Mutano i presidenti alla Casa Bianca e all'Eliseo, nuovi missili partono dalla Corea del nord, versioni sempre più costose ed elaborate di smartphone invadono i mercati globali. Per non parlare degli uragani sempre diversi che aggrediscono le coste del Messico. Ma Roma non cambia mai.

Era zozza col sindaco di centrodestra. Era lercia con quello del Pd. È sudicia con la sindaca cinquestelle. Nulla nel pianeta è più immutabile dell'olezzo emanato dai cassonetti traboccanti che addobbano le strade della capitale. Quasi tutti tenuti con le bocche aperte da provvidenziali bastoni che permettono a un esercito di parassiti del rifiuto di razzolarci dentro. D'altra parte, il recupero di materiali di scarto dai cassoni alimenta un florido mercato parallelo di ferro, carta, elettrodomestici e sanitari.

Eppure, di fronte allo sfacelo di marciapiedi e giardini impraticabili, la politica non fa altro che rimpallarsi le responsabilità. La sindaca Raggi, che aveva promesso la rivoluzione dei rifiuti, costretta a pagare i tedeschi perché si prendano l'immondizia romana. E sempre pronta a incolpare le amministrazioni precedenti. Matteo Renzi che invita i militanti a indossare la pettorina gialla e spazzare le strade nell'ennesimo spot elettorale. Come se il suo partito con lo sfascio di Roma non avesse nulla a che fare.

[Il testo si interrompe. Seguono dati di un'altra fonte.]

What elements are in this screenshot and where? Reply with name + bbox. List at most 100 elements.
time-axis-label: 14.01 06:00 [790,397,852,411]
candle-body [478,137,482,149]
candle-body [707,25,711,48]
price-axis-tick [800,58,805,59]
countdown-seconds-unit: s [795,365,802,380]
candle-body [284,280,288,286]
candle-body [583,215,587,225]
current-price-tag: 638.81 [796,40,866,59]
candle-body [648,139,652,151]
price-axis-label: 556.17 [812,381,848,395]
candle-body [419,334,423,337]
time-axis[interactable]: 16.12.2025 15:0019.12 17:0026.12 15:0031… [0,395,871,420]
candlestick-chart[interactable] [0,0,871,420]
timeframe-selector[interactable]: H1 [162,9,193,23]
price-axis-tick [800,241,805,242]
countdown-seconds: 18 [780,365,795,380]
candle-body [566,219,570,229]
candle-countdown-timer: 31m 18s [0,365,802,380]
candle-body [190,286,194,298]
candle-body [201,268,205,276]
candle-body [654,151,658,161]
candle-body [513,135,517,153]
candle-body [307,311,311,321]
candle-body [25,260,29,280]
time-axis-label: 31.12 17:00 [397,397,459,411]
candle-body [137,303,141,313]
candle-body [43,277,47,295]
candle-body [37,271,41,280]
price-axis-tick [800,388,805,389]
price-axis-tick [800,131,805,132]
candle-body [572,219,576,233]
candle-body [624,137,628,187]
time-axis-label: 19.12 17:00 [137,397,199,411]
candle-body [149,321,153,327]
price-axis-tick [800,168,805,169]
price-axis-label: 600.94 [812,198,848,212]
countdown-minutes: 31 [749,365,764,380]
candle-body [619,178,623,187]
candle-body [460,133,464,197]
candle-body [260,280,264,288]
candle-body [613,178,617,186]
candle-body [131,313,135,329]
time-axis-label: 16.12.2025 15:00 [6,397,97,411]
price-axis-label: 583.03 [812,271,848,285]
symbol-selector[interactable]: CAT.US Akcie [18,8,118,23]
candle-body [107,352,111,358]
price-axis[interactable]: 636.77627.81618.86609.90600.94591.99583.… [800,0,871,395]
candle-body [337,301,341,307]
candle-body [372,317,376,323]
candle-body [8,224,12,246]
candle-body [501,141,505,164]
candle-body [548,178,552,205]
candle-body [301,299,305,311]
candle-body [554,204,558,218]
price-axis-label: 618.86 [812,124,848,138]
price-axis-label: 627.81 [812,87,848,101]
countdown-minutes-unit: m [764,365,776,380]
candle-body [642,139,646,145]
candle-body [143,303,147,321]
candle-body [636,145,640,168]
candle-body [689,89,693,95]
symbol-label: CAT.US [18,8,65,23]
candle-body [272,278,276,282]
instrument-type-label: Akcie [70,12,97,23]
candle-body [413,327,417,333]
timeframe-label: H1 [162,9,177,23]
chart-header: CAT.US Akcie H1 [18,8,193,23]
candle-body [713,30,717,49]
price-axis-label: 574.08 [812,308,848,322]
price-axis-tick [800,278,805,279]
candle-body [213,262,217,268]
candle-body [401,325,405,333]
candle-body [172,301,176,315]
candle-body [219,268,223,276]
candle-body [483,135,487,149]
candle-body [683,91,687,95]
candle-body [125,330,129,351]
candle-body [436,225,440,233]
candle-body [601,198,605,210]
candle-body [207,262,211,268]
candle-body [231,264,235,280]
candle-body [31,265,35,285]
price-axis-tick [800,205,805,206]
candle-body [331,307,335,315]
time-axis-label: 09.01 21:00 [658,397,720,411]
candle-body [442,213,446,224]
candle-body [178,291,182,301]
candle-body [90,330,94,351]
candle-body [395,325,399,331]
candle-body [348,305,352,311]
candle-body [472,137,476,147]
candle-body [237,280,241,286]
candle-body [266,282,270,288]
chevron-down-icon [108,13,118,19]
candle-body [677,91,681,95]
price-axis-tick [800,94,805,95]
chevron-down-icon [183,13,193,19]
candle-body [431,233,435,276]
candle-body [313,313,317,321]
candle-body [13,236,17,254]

In mezzo i cittadini, certo non incolpevoli di tanto sudiciume. Nella capitale una vera raccolta differenziata è ancora sconosciuta, come si evince da una semplice sosta di dieci minuti in area cassonetto. E troppi si sentono in diritto di liberarsi per strada di un rifiuto ingombrante, frigorifero compreso. Quanto all'Ama, l'immensa municipalizzata dei rifiuti, è stata spolpata da partiti, sindacati e corruttori. Da grande bellezza a grande discarica, non ci sono innocenti nel degrado capitale: almeno i partiti ci risparmino il loro indecente rimpallo delle colpe.